Cronaca locale

Sgominato traffico di rifiuti nella discarica di Muggiano

Materiale tossico riciclato nei lavori stradali a Novara. Nelle carte i contatti con i clan della 'ndrangheta

Sgominato traffico di rifiuti nella discarica di Muggiano

Lombardo che più lombardo non si può, al punto di chiamare la sua azienda Sabiunat, vecchio nome dialettale dei commercianti di ghiaia. Marco Lavatelli, 56 anni, vigevanese, gestiva con efficienza tutta nordica la discarica che aveva impiantato in una cava esaurita nella periferia milanese: a ridosso della Cascina Guascona, a Muggiano, un territorio da sempre assediato dai campi rom. E trasformato invece da Lavatelli in una poderosa macchina da quattrini. Migliaia di tonnellate di detriti e rifiuti di ogni genere entravano nella discarica di Muggiano, e da lì senza essere stati ripuliti ripartivano verso i cantieri della tangenziale di Novara, venduti a caro prezzo per fare da base della nuova bretella destinata a collegare la tangenziale con la Statale ticinese. Truffa? Mica tanto, nel senso che i vertici della società incaricata di realizzare l'opera sapevano benissimo che tipo di materiale veniva fornito dalla azienda di Lavatelli, perché i tecnici in servizio avevano più volte segnalato la qualità infima del terriccio proveniente da Muggiano, tanto da averlo dovuto respingere al mittente. Ma i dirigenti della Novara scarl - consorzio appaltatore dei lavori - avevano deciso di fare finta di niente. E adesso sono finiti anche loro sotto inchiesta per una sfilza di reati, insieme a Lavatelli e altre quattro persone.

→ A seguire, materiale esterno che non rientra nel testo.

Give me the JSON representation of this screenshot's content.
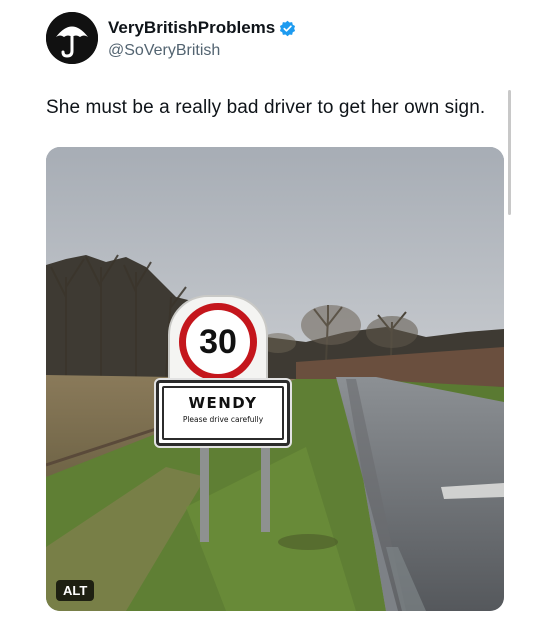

Ieri mattina scattano i sequestri preventivi disposti dal pool antimafia della Procura milanese, competente anche per le indagini sui traffici di rifiuti. Non è un'attività secondaria, per il pool: il traffico di rifiuti è una attività cara ai businessman della criminalità organizzata, e anche in questa vicenda compaiono nomi pesanti. Lavatelli è in contatto con Pietro Paolo Portolesi, calabrese di Platì, indagato nel 2007 dalla Procura di Torino come membro della «Santa» di Volpiano, la cellula locale della 'ndrangheta.

Nell'ordinanza eseguita ieri si parla di 250mila tonnellate di rifiuti passati per la discarica e trattati in modo illegale o non trattati affatto, nonostante i terreni di Cascina Guascona facciano parte del Parco Agricolo del Sud Milano: e proprio il laghetto adiacente alla cascina, secondo le ipotesi della Procura, potrebbe essere stato contaminato dalla presenza della discarica abusiva. Bottino totale delle operazioni illecite, secondo il conteggio della pm Silvia Bonardi, oltre quattro milioni di euro. Il decreto, che ha portato anche al sequestro di un tratto della bretella, parla di «rischi per la incolumità pubblica».

Non si parla, nel decreto di sequestro, di rifiuti tossici in senso stretto. La maggior parte dei detriti che arrivavano in Cascina Guascona proveniva da opere di demolizione. Ma ci sono anche detriti provenienti da rifiuti di fonderia, un materiale notoriamente ad alto potere inquinante, e che andrebbe trattato accuratamente prima di essere rimesso in circolazione. Invece l'indagine dei carabinieri della Forestale e della Guardia di finanza ha messo in luce una notevole spregiudicatezza dei protagonisti. Umberto Vola, direttore del cantiere novarese, il 10 novembre 2021 scrive a Lavatelli che il materiale «dopo essere stato scaricato a terra è stato giudicato palesemente non conforme». Ma i vertici di Novara scarl decidono di fare finta di niente, un po' per risparmiare sui costi, un po' perché rifiutare il materiale avrebbe allungato i tempi dell'opera, con il rischio di dover pagare ingenti penali a Anas. E davanti a questo pericolo, si sceglie di chiudere gli occhi.

Con buona pace dei terreni avvelenati.